If the marginal propensity to consume (MPC) is 0.8 and disposable income rises by $500, by how much does consumption increase?
A$500 — consumption rises dollar-for-dollar with income
B$400 — consumption rises by MPC times the income change
C$100 — consumption rises by the marginal propensity to save times the income change
D$0 — consumption is determined by autonomous spending, not current income
The consumption function C = a + b×Y_d has slope b = MPC. A change in disposable income ΔY_d causes consumption to change by b × ΔY_d = 0.8 × $500 = $400. The remaining $100 is saved (MPS = 1 − MPC = 0.2). Option A reflects the misconception that MPC = 1; option C confuses MPS with MPC; option D misunderstands autonomous consumption as the only driver of spending.
Question 2 Multiple Choice
In the consumption function C = a + b×Y_d, the intercept 'a' is positive even when disposable income is zero. What does this represent?
AA mathematical artifact — the intercept has no economic meaning when income is zero
BThe amount that government transfers to households when their income falls to zero
CAutonomous consumption — spending on necessities funded by drawing down savings, borrowing, or selling assets even when current income is zero
DThe maximum amount households are willing to consume regardless of income level
Autonomous consumption (the intercept 'a') is the spending that occurs even when current income is zero — people still need food, housing, and other necessities, funded by drawing down savings, selling assets, or borrowing.
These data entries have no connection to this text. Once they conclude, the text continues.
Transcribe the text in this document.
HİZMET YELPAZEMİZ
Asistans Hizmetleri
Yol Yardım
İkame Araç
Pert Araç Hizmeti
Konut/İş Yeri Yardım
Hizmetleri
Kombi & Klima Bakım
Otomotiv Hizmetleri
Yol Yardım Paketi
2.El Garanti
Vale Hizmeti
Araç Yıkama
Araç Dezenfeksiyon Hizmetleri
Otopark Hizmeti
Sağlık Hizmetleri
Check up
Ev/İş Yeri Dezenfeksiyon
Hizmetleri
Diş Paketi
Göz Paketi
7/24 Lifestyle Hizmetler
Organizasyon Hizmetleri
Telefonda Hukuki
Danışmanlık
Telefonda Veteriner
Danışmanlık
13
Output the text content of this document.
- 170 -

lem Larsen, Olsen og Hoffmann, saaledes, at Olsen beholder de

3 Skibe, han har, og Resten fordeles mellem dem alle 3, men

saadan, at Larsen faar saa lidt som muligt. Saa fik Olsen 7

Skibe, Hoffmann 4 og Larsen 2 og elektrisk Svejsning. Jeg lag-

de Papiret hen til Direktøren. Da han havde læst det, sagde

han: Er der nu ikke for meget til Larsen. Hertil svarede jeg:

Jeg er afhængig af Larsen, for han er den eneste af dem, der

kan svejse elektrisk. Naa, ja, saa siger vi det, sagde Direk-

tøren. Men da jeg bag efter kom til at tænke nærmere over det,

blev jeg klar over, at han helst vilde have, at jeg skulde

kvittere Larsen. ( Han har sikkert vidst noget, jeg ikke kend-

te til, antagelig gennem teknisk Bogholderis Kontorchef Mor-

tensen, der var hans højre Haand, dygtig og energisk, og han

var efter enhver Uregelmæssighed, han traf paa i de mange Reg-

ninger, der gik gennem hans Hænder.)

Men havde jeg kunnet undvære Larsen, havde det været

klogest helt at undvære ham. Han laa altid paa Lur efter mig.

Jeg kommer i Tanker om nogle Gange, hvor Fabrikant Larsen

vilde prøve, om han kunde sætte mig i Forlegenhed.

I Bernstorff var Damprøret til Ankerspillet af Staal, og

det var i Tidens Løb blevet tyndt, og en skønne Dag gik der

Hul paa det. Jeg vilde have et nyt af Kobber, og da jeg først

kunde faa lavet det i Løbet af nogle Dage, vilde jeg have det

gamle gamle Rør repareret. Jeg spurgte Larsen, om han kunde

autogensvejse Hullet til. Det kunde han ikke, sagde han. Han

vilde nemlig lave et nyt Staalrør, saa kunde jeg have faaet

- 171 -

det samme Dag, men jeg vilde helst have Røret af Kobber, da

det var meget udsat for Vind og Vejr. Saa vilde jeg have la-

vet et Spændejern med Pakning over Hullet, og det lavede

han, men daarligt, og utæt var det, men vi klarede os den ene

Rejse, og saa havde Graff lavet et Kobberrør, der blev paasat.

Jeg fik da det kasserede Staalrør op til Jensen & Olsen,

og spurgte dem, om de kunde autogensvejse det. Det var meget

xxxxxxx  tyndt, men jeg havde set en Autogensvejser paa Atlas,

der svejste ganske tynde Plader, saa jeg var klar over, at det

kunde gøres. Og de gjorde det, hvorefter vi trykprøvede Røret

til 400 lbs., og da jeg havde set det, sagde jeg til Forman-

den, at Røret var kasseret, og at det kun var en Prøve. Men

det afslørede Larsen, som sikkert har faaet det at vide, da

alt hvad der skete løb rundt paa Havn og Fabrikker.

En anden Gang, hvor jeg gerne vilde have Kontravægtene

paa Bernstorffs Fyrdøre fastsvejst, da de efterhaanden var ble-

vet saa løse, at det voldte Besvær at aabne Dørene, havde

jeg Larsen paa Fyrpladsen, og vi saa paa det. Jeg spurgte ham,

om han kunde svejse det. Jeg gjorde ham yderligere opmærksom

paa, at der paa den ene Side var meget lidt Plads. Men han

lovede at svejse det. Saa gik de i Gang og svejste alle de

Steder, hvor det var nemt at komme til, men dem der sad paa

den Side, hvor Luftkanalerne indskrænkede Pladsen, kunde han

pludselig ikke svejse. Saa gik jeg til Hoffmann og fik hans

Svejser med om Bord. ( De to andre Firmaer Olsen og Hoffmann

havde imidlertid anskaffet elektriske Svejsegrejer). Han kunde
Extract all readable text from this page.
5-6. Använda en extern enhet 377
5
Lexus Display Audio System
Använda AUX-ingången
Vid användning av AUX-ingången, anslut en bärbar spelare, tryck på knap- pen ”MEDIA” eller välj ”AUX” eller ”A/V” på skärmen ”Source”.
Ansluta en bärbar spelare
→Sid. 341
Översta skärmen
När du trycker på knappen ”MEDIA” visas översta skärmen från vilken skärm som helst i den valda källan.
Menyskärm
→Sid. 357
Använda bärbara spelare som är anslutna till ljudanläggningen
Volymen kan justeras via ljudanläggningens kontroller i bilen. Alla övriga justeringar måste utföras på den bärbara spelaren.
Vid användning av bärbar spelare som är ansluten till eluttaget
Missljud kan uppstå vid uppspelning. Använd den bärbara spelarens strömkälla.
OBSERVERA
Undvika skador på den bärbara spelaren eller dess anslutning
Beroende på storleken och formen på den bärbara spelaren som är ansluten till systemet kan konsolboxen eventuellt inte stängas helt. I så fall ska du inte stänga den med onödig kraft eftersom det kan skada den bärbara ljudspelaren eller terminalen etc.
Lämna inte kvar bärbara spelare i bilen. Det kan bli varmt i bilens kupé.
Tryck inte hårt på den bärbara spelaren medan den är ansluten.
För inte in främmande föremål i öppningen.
It is 'autonomous' because it is independent of current income. This is not a mathematical artifact: households do not cut consumption to zero when income temporarily falls, which is one reason recessions do not produce complete economic collapse.
Question 3 True / False
A higher marginal propensity to consume means households save more of each additional dollar of income.
TTrue
FFalse
Answer: False
MPC and MPS are complements that always sum to 1 (MPC + MPS = 1). A higher MPC means households *spend* more of each additional dollar, which necessarily means they save *less*. If MPC = 0.9, then MPS = 0.1 — only 10 cents of each additional dollar is saved. Confusing the direction of this relationship is a common error; MPC measures the consumption fraction, and MPS = 1 − MPC.
Question 4 True / False
The MPC and MPS must always sum to 1 because every dollar of disposable income is either consumed or saved.
TTrue
FFalse
Answer: True
By definition, disposable income (Y_d) is divided entirely between consumption (C) and saving (S): Y_d = C + S. The marginal version of this identity is 1 = MPC + MPS. There is no third category — every additional dollar of disposable income is either spent or set aside as saving. This identity is not an empirical finding but a logical necessity from the definition of disposable income.
Question 5 Short Answer
Why does the Keynesian consumption function include an intercept term (autonomous consumption), and what economic behavior does it capture?
Think about your answer, then reveal below.
Model answer: The intercept captures consumption that occurs independently of current income — people spend on necessities even when income is zero or falls sharply, financed by borrowing, asset sales, or drawing down savings. Without this term, the model would predict zero consumption at zero income, which is empirically false and misses an important stabilizing feature of recessions.
Autonomous consumption explains why recessions don't spiral into complete economic collapse — households maintain some baseline spending regardless of income shocks. It also defines the break-even income level where C = Y_d (saving is zero), and below that point, households are dissaving. Understanding the intercept separates those who grasp the function's economic meaning from those who merely know the algebraic form.